As I prepare for Thanksgiving, I am reminded that life is fragile. Each day is indeed a gift. Randy’s all too short, but extremely well-lived life, is an inspiration to me to live life to the fullest. I try to take nothing for granted and truly savor every moment – which can be challenging given the hectic pace of life today. As I reflect on the blessings of the holiday this week, I plan to remember all those who have made a difference in my life and redouble my efforts to do what I can to make a difference for others.

The postings on this site are my own and don’t necessarily represent GRMC’s positions, strategies, or opinions.

Monday, November 16, 2009

Aiming Higher for Excellence in Healthcare

Every two years, The Commonwealth Fund provides their State Scorecard, ranking all states according to 38 common benchmarks such as access to care, quality of care, costs, and health outcomes.

In 2009, Iowa tied with Hawaii for second place, the highest ranking for a state in the upper Midwest. This was also our ranking in the 2007 scorecard. The following is what is known as the Top Quartile.

1. Vermont
2. Hawaii/Iowa
4. Minnesota
5. Maine/New Hampshire
7. Massachusetts
8. Connecticut
9. North Dakota
10. Wisconsin
11. Rhode Island
12. South Dakota
13. Nebraska

“Leading states consistently outperform lagging states across indicators and dimensions; public policy and public-private collaboration can make a difference.”

“Some states in the Upper Midwest (e.g.
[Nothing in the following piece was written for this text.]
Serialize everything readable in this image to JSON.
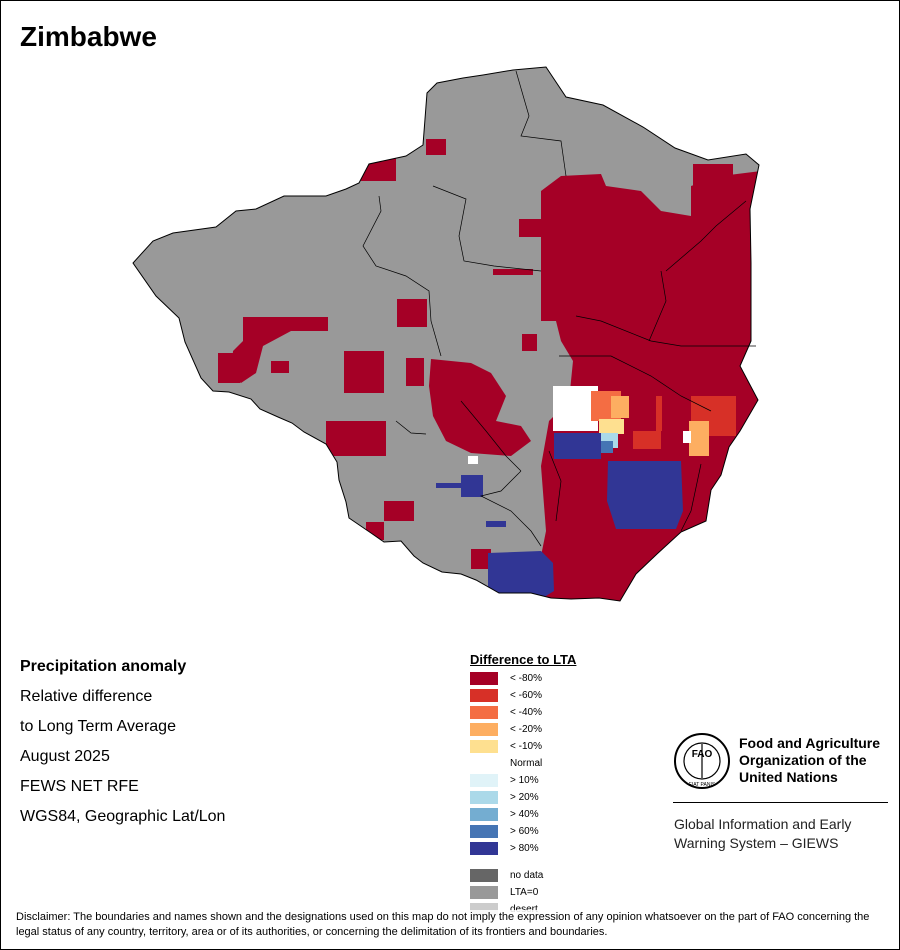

Iowa, Minnesota, Nebraska, North Dakota, and South Dakota) achieve high quality at lower costs. Although these states are exceptions to the rule, they provide examples for other states to follow in pursuit of both goals.”

Interestingly enough, many of these states (Iowa, Minnesota, Nebraska, North Dakota, and South Dakota) provide some of the highest quality care at a lower cost. I’ve been beating the drum for years about the inequities in the Medicare reimbursement system. These states are setting the example for the rest of the nation in healthcare reform. There are wide geographical disparities in payment and if it holds, there is a provision in the recently passed House (H.R. 3200) that will call for review for rural healthcare providers to modify our reimbursement structure.

Hopefully, the term “tweener hospital” will be a thing of the past someday. What the future holds for healthcare and specifically for hospitals, remains to be seen.

Wednesday, November 4, 2009

Fighting the Flu

Last week, I helped staff our first “tier one” H1N1 immunization clinic held at the Grinnell Athletic and Recreation Center. Worried parents and pregnant women started lining up at 9 a.m. for a 3 p.m. clinic! Fortunately, the clinic was extremely well organized and all those seeking and eligible for the vaccine were served. The crowd of more than 400 was very orderly and seemed extremely well informed. With a shortage of vaccine and media hype, we were prepared for anything.

As it turned out, all the planning, practice, and training paid off with an orderly and efficient process. My hat is off to all our team members whose dedication to making a difference in the lives of others really burned brightly.

Two more clinics are scheduled in the next two weeks and I expect things will also go well thanks to the commitment of our employees and the people we are fortunate to serve in this area. We are working hard to get those who have their authorizations for the vaccine done as soon as possible, considering factors that are beyond our control.

For now, just remember to keep your hands washed, cover your cough or sneeze with a tissue or the sleeve of your elbow, and stay home if you aren’t feeling well. Check out the GRMC website for updates on availability of vaccine and upcoming clinics.

Together, we will make it through this.